MORTO POR ENGANO
Claudio Alecrim Costa
Poderia ser herança, legado de família, conjeturava diante do espelho que refletia a luz tênue do banheiro. Havia um silêncio sepulcral em toda casa e não conseguia parar de olhar para minha cara. Minhas pálpebras estavam inchadas e escurecidas, o que me emprestava um ar funesto. Parecia uma daquelas personagens de filmes de terror barato que assistia na tv.
Arrastei meu corpo que sentia pesado até a sala e a tv estava fora do ar. As horas tinham avançado e eu perdia a noção do tempo. Larguei-me no sofá e olhei ao redor procurando uma resposta para existência tão mórbida.
Não tinha fome e não me passava coisa alguma pela cabeça. Minhas lembranças resumiam-se ao espelho e pálpebras escurecidas. O que estaria acontecendo?
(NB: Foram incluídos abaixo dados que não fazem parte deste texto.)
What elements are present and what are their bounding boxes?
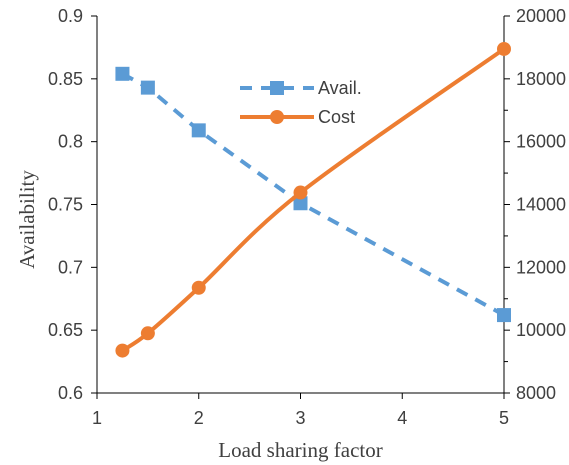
- legend: Avail. Cost: [240, 78, 362, 127]
- x-axis-title: Load sharing factor: [218, 438, 382, 462]
- axes: 1 2 3 4 5 0.6 0.65 0.7 0.75 0.8 0.85 0.9 8000 10000 12…: [48, 6, 566, 428]
- legend-marker-cost: [270, 110, 284, 124]
- data-point-avail: [140, 80, 155, 95]
- x-tick-label: 3: [295, 408, 305, 428]
- y-tick-label: 0.6: [58, 383, 83, 403]
- data-point-avail: [191, 123, 206, 138]
- series-line-cost: [120, 46, 506, 353]
- data-point-avail: [293, 196, 308, 211]
- y-axis-title: Availability: [15, 170, 39, 269]
- series-line-avail: [121, 72, 505, 317]
- data-point-avail: [115, 66, 130, 81]
- data-point-avail: [497, 308, 511, 323]
- y-tick-label: 0.7: [58, 257, 83, 277]
- legend-label-cost: Cost: [318, 107, 355, 127]
- data-point-cost: [497, 41, 511, 56]
- y-tick-label: 0.8: [58, 132, 83, 152]
- y-tick-label: 0.65: [48, 320, 83, 340]
- x-tick-label: 4: [397, 408, 407, 428]
- x-tick-label: 2: [194, 408, 204, 428]
- y2-tick-label: 14000: [516, 195, 566, 215]
- data-point-cost: [293, 185, 308, 200]
- y2-tick-label: 12000: [516, 257, 566, 277]
- legend-marker-avail: [270, 81, 284, 95]
- x-tick-label: 5: [499, 408, 509, 428]
- data-point-cost: [115, 343, 130, 358]
- legend-label-avail: Avail.: [318, 78, 362, 98]
- y2-tick-label: 18000: [516, 69, 566, 89]
- data-point-cost: [191, 280, 206, 295]
- y-tick-label: 0.75: [48, 195, 83, 215]
- data-point-cost: [140, 326, 155, 341]
- y2-tick-label: 10000: [516, 320, 566, 340]
- y2-tick-label: 16000: [516, 132, 566, 152]
- y2-tick-label: 8000: [516, 383, 556, 403]
- series-layer: [115, 41, 511, 358]
- y2-tick-label: 20000: [516, 6, 566, 26]
- x-tick-label: 1: [92, 408, 102, 428]
- y-tick-label: 0.9: [58, 6, 83, 26]
- y-tick-label: 0.85: [48, 69, 83, 89]
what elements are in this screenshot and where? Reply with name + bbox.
O telefone tocou me pondo de pé como um soldado.
- Alô.
- Alô...Você está pronto?
- Quem fala?
- Malaquias. Sou encarregado de levá-lo dessa vida...
- Isso é um trote?
- Você está tecnicamente morto... Preciso passar por aí e levá-lo...
- Espera aí! Morto está a sua...
- Nada de ofensas... Não agüento mais isso...
- Outros candidatos a mortos são agressivos?
- É duro demais. Outro dia tive que escutar vários impropérios...
- Mas eu morri de quê?
- Isso é com outro departamento... Eu apenas levo os mortos...
- Existe um telefone para reclamações?
- Reclamações não funcionam nesse horário...
- E meus direitos? Quero dizer, estaria correto morrer agora...?
- Eu lamento...
- Você passa aqui?
- Tudo acontecerá naturalmente...
- Nunca morri antes... Queria estar preparado...
- Coloque uma música e beba algo...
- Não é uma má idéia...
Coloquei um disco pra tocar e me servi de uma dose de uísque. Não era tão complicado
morrer... Sentia-me bem até. Dei uma ávida golada enchendo a boca, pronto para a partida derradeira.
Já era dia e eu permanecia sentado no sofá... Devia ter dormido. Mas e minha morte? O telefone tocou novamente.
- Aqui é Malaquias...
- Já sei...
- Espere um pouco...Houve um engano.
- Como assim?
- Estamos adiantados 20 anos...Não é a sua hora.
- Me dê o telefone para reclamações...
- Não faça isso. Serei punido.
- Não me interessa... Poderia ter morrido! E o constrangimento. Vou acionar um advogado...
- Por favor...
- Você sabe jogar pôquer?
- Não...
- Não importa... Passe aqui e eu te ensino...
- Posso ser punido por isso também...
- É minha condição... Quero conhecer o sujeito que me levaria pro andar de cima. Tenho cervejas e umas vizinhas legais.
- Fechado... Mas isso fica entre nós.
- Combinado!
- Passo aí lá pelas 9 da noite.
- Estarei esperando.
Fui até o banheiro e minhas pálpebras continuavam escuras e inchadas...Minha avó tinha as dela assim também. Era de família, pensei com um alívio jamais sentido.